In one corner, she and others say, is management's self-interest and the consumer benefit of economies of scale. In another are retail workers demanding decent wages in grocery work - one of the last bastions of the service sector that doesn't require a college education.
Both sides are marshalling support in states and sectors anticipating similar conflicts: While management wants to cut health-insurance costs, unions say they're the last, key benefit allowing retail workers to keep their families out of poverty.
"The southern California grocery strike has huge, national implications both because of the large number of workers involved and because of the extreme demands that management is making on the unions," says Ruth Milkman, director of the University of California Institute for Labor and Employment. "It is a test of the waters ahead for concession bargaining nationwide in the new economy."

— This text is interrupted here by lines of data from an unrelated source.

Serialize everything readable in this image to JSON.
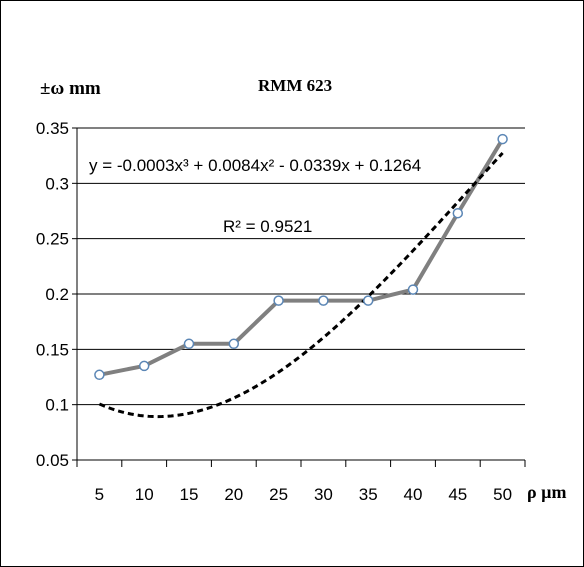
{
  "chart_data": {
    "type": "line",
    "title": "RMM 623",
    "ylabel": "±ω mm",
    "xlabel": "ρ µm",
    "categories": [
      "5",
      "10",
      "15",
      "20",
      "25",
      "30",
      "35",
      "40",
      "45",
      "50"
    ],
    "x": [
      5,
      10,
      15,
      20,
      25,
      30,
      35,
      40,
      45,
      50
    ],
    "series": [
      {
        "values": [
          0.127,
          0.135,
          0.155,
          0.155,
          0.194,
          0.194,
          0.194,
          0.204,
          0.273,
          0.34
        ],
        "color": "#808080",
        "marker": "circle"
      }
    ],
    "trendline": {
      "type": "poly3",
      "equation": "y = -0.0003x³ + 0.0084x² - 0.0339x + 0.1264",
      "r2": "R² = 0.9521",
      "color": "#000000",
      "style": "dashed"
    },
    "ylim": [
      0.05,
      0.35
    ],
    "yticks": [
      "0.35",
      "0.3",
      "0.25",
      "0.2",
      "0.15",
      "0.1",
      "0.05"
    ],
    "grid": "horizontal",
    "legend": "none"
  }
}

Los Angeles has wrestled with its shrinking middle class for decades. In the 1970s, auto plants moved away, devastating employment in black and Hispanic neighborhoods. In the 1990s, 555,000 aerospace jobs were lost. Experts say that if the grocery workers lose this fight, the racially charged metropolis could slip further into an economically polarized dystopia.
The loss would also weaken negotiating positions for ongoing and imminent union fights in other states, from New York to Ohio to the South.

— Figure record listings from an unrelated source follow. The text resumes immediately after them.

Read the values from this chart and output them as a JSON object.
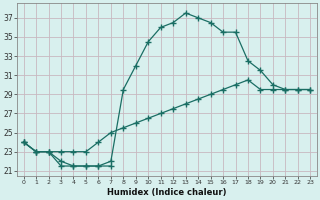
{
  "xlabel": "Humidex (Indice chaleur)",
  "bg_color": "#d8f0ee",
  "grid_color": "#c8b8c0",
  "line_color": "#1a6e64",
  "xlim": [
    -0.5,
    23.5
  ],
  "ylim": [
    20.5,
    38.5
  ],
  "xticks": [
    0,
    1,
    2,
    3,
    4,
    5,
    6,
    7,
    8,
    9,
    10,
    11,
    12,
    13,
    14,
    15,
    16,
    17,
    18,
    19,
    20,
    21,
    22,
    23
  ],
  "yticks": [
    21,
    23,
    25,
    27,
    29,
    31,
    33,
    35,
    37
  ],
  "line1_x": [
    0,
    1,
    2,
    3,
    4,
    5,
    6,
    7
  ],
  "line1_y": [
    24.0,
    23.0,
    23.0,
    21.5,
    21.5,
    21.5,
    21.5,
    21.5
  ],
  "line2_x": [
    0,
    1,
    2,
    3,
    4,
    5,
    6,
    7,
    8,
    9,
    10,
    11,
    12,
    13,
    14,
    15,
    16,
    17,
    18,
    19,
    20,
    21,
    22,
    23
  ],
  "line2_y": [
    24.0,
    23.0,
    23.0,
    23.0,
    23.0,
    23.0,
    24.0,
    25.0,
    25.5,
    26.0,
    26.5,
    27.0,
    27.5,
    28.0,
    28.5,
    29.0,
    29.5,
    30.0,
    30.5,
    29.5,
    29.5,
    29.5,
    29.5,
    29.5
  ],
  "line3_x": [
    0,
    1,
    2,
    3,
    4,
    5,
    6,
    7,
    8,
    9,
    10,
    11,
    12,
    13,
    14,
    15,
    16,
    17,
    18,
    19,
    20,
    21,
    22,
    23
  ],
  "line3_y": [
    24.0,
    23.0,
    23.0,
    22.0,
    21.5,
    21.5,
    21.5,
    22.0,
    29.5,
    32.0,
    34.5,
    36.0,
    36.5,
    37.5,
    37.0,
    36.5,
    35.5,
    35.5,
    32.5,
    31.5,
    30.0,
    29.5,
    29.5,
    29.5
  ]
}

"If a perfectly healthy grocery management succeeds in eliminating the health plans and other benefits of 70,000, it is a very dangerous sign for the middle class in cities across America," says Kent Wong, analyst at the UCLA Labor Center.
Management spokesmen say they must lower their labor costs to compete with the growth of nonunion, low-wage employers from Wal-Mart to Costco - companies that are moving aggressively into the grocery business. Such large-scale firms have the benefit of economies of scale, which force suppliers to keep their prices low, and so keep megastores from buying elsewhere.
"We are entering a whole new era of cost competitiveness," says Terry O'Neill, spokesman for Ralph's Supermarkets, noting that the first of 40 Wal-Mart grocery supercenters is set to open here in February. Wal-Mart prices are about 14 percent lower than in other stores, partly because its nonunion workers earn one-third less and pay for much of their own insurance.
"All we are asking is that our employees share some in the cost of their healthcare coverage as the vast majority of American workers do, so we can get some relief in our costs to remain competitive."
Whoever wins, the thinking goes, will gain momentum for disputes that pop up as contracts expire. An investigation by the California state attorney general will also shine the spotlight into collective bargaining tactics used by grocery management, and set a precedent for future skirmishes.
The probe is looking into whether the three supermarket chains - Vons, Ralphs, and Albertsons - violated antitrust laws by entering a pact to share their profits.
Because of other unions' moves to support grocery workers here, some labor analysts see a rebirth of labor solidarity, one that could bolster organized labor nationwide and change how strikes are waged.
They cite the recent move here by 8,000 Teamsters to honor picket lines and abandon distribution centers and delivery routes to 860 stores. The International Longshore Workers Union pulled 3,000 members off docks in Los Angeles and San Pedro to hold a meeting in front of a grocery that had locked out its employees.
"Union solidarity hasn't been seen on this scale for quite a while," writes Harley Shaiken, a UC Berkeley professor specializing in labor and the global economy.
And observers say that wide public support for the striking workers has also come as a surprise to management.
"The public has resonated with this strike because these are people they see day to day in their own markets," says Miguel Conteras, head of the Los Angeles Central Labor Council.
"This is a fight by common working folks trying to survive in a middle class that is shrinking all around them," Mr. Conteras continues. "It's a fight about what kind of society we all want to live in."